Each of these categories has different requirements for data communication and processing (e.g. criticality, frequencies and target systems). It may therefore be advisable to model them in separate data models. This deliberate separation helps to address the requirements for critical and non-critical communication and forms the basis for an effective role system (e.g. differentiated access rights depending on the criticality of the data). In the following, focus on the data category relevant to the prioritized use case.
Step 4: Define data model in the Unified Namespace (UNS)
Define the data model with a unique and meaningful name and description. Determine the data format, the structure and the necessary use case parameters. This includes, among other things:
- Variable name: Define the name of the variable. Ensure consistency in variable names in all your data models. Example: A “timestamp” variable should always be referred to as such. If you have difficulties defining the names, refer to generally recognized industry standards such as ISA95 or OPC UA Companions.
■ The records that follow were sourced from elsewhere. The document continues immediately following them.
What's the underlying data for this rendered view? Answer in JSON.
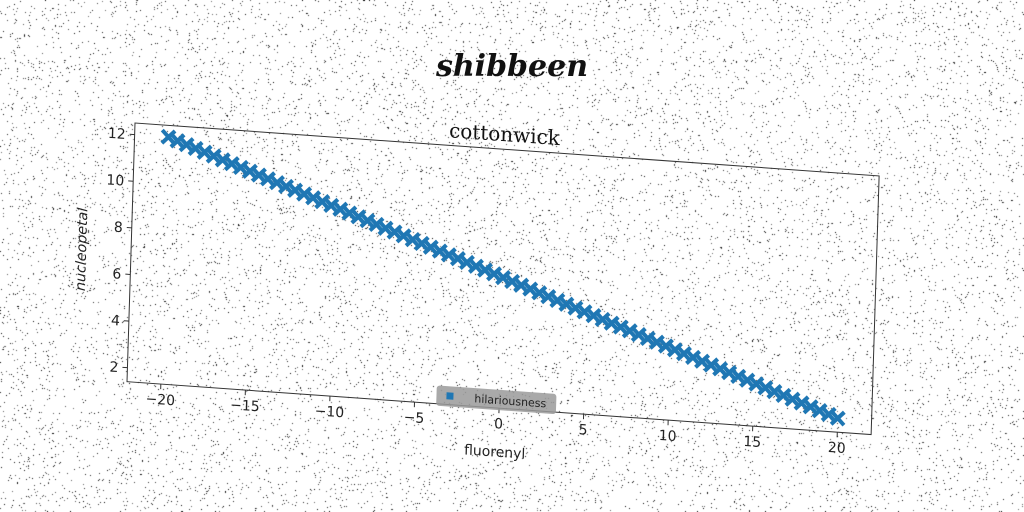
{
  "colors": {
    "series": "#1f77b4",
    "axes": "#333333",
    "legend_bg": "#9a9a9a"
  },
  "chart_data": {
    "type": "scatter",
    "suptitle": "shibbeen",
    "title": "cottonwick",
    "xlabel": "fluorenyl",
    "ylabel": "nucleopetal",
    "xlim": [
      -22,
      22
    ],
    "ylim": [
      1.4,
      12.5
    ],
    "xticks": [
      -20,
      -15,
      -10,
      -5,
      0,
      5,
      10,
      15,
      20
    ],
    "yticks": [
      2,
      4,
      6,
      8,
      10,
      12
    ],
    "xtick_labels": [
      "−20",
      "−15",
      "−10",
      "−5",
      "0",
      "5",
      "10",
      "15",
      "20"
    ],
    "ytick_labels": [
      "2",
      "4",
      "6",
      "8",
      "10",
      "12"
    ],
    "grid": false,
    "legend_position": "lower-center",
    "marker": "X",
    "series": [
      {
        "name": "hilariousness",
        "linear_fit": {
          "x_start": -20,
          "x_end": 20,
          "y_start": 12.0,
          "y_end": 2.0
        },
        "n_points": 75
      }
    ]
  }
}
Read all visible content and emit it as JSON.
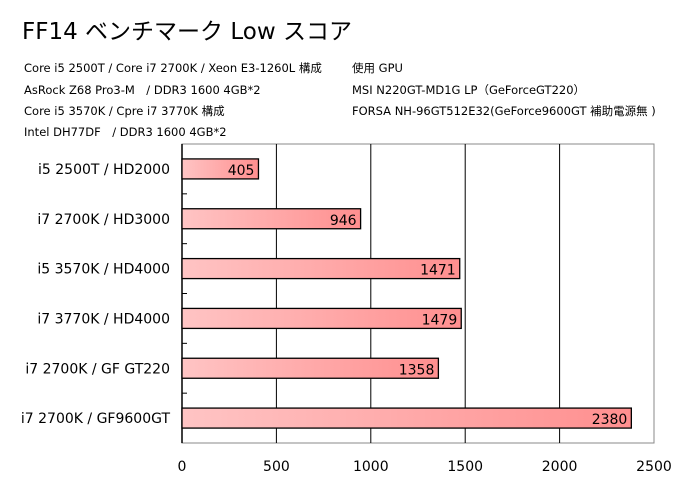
{
  "chart_data": {
    "type": "bar",
    "orientation": "horizontal",
    "title": "FF14 ベンチマーク Low スコア",
    "notes_left": [
      "Core i5 2500T / Core i7 2700K / Xeon E3-1260L 構成",
      "AsRock Z68 Pro3-M　/  DDR3 1600 4GB*2",
      "Core i5 3570K / Cpre i7 3770K 構成",
      "Intel DH77DF　/  DDR3 1600 4GB*2"
    ],
    "notes_right": [
      "使用 GPU",
      "MSI N220GT-MD1G LP（GeForceGT220）",
      "FORSA NH-96GT512E32(GeForce9600GT 補助電源無 )"
    ],
    "categories": [
      "i5 2500T / HD2000",
      "i7 2700K / HD3000",
      "i5 3570K / HD4000",
      "i7 3770K / HD4000",
      "i7 2700K / GF GT220",
      "i7 2700K / GF9600GT"
    ],
    "values": [
      405,
      946,
      1471,
      1479,
      1358,
      2380
    ],
    "xlim": [
      0,
      2500
    ],
    "xticks": [
      0,
      500,
      1000,
      1500,
      2000,
      2500
    ],
    "grid": true,
    "bar_color_start": "#ffc4c4",
    "bar_color_end": "#ff8f8f"
  }
}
- Description: Add additional context information to make the data easier to interpret. Example: “Value=’0′: Manual; Value=’1′: Idle; Value=’2′: Automatic” for the variable “CncOperationMode”.
- Unit of the variable: Make sure to keep the units consistent across all data models (e.g. temperature always in °C).
- Default values: Define default values (e.g. “0” for “off” as the default value for the machine status). Default values are particularly important in the following cases:
- Initialization: The system must start with predefined states.
- Fallback: Backup values are used if certain data is missing or not available.
- Data type: Make sure that data types are consistent across all data models (e.g. “String” for the machine ID).
Step 5: Extensibility and iterative adaptation of the data model
Data modeling in the Unified Namespace (UNS) is not a one-off process. Rather, data models must be adapted to new requirements over time. It is therefore important that your data model is designed to be expandable and flexible right from the start. An iterative adaptation process, in which feedback is regularly obtained from users and stakeholders, ensures that the data model always meets current requirements. Versioning allows you to track changes to the data model and ensure that previous versions are still supported.
Step 6: Publication in the Unified Namespace (UNS)
Define where the data should be published within the MQTT topic hierarchy. Pay attention to the best practices and follow the guidelines for the design of the topic hierarchy (for information, please read MQTT Topic Namespace: Best Practices & Step by Step Guide).
Step 7: Validation of the data model
Validation of the data model is important to ensure that it meets stakeholder requirements. Work closely with the partners involved and test the use case to check that the data model is implemented correctly. Integrate the target system into the Unified Namespace (UNS) and ensure that the data model accurately reflects all specific requirements of the target systems. Once the data model has been successfully validated, you can proceed with the implementation in production.
Step 8: Data governance
Establish clear guidelines for the creation, adaptation and deletion of data models and define the corresponding roles and responsibilities. This is the only way to guarantee the quality and consistency of the data in the Industrial Unified Namespace (UNS).
Conclusion
A clearly structured and standardized data model is crucial for the successful implementation and scaling of an Industrial Unified Namespace (UNS). By focusing on specific use cases, step-by-step development and iterative adaptation, even complex requirements can be successfully implemented. The use of recognized industry standards or the creation of your own models forms the basis for a sustainable and flexible architecture.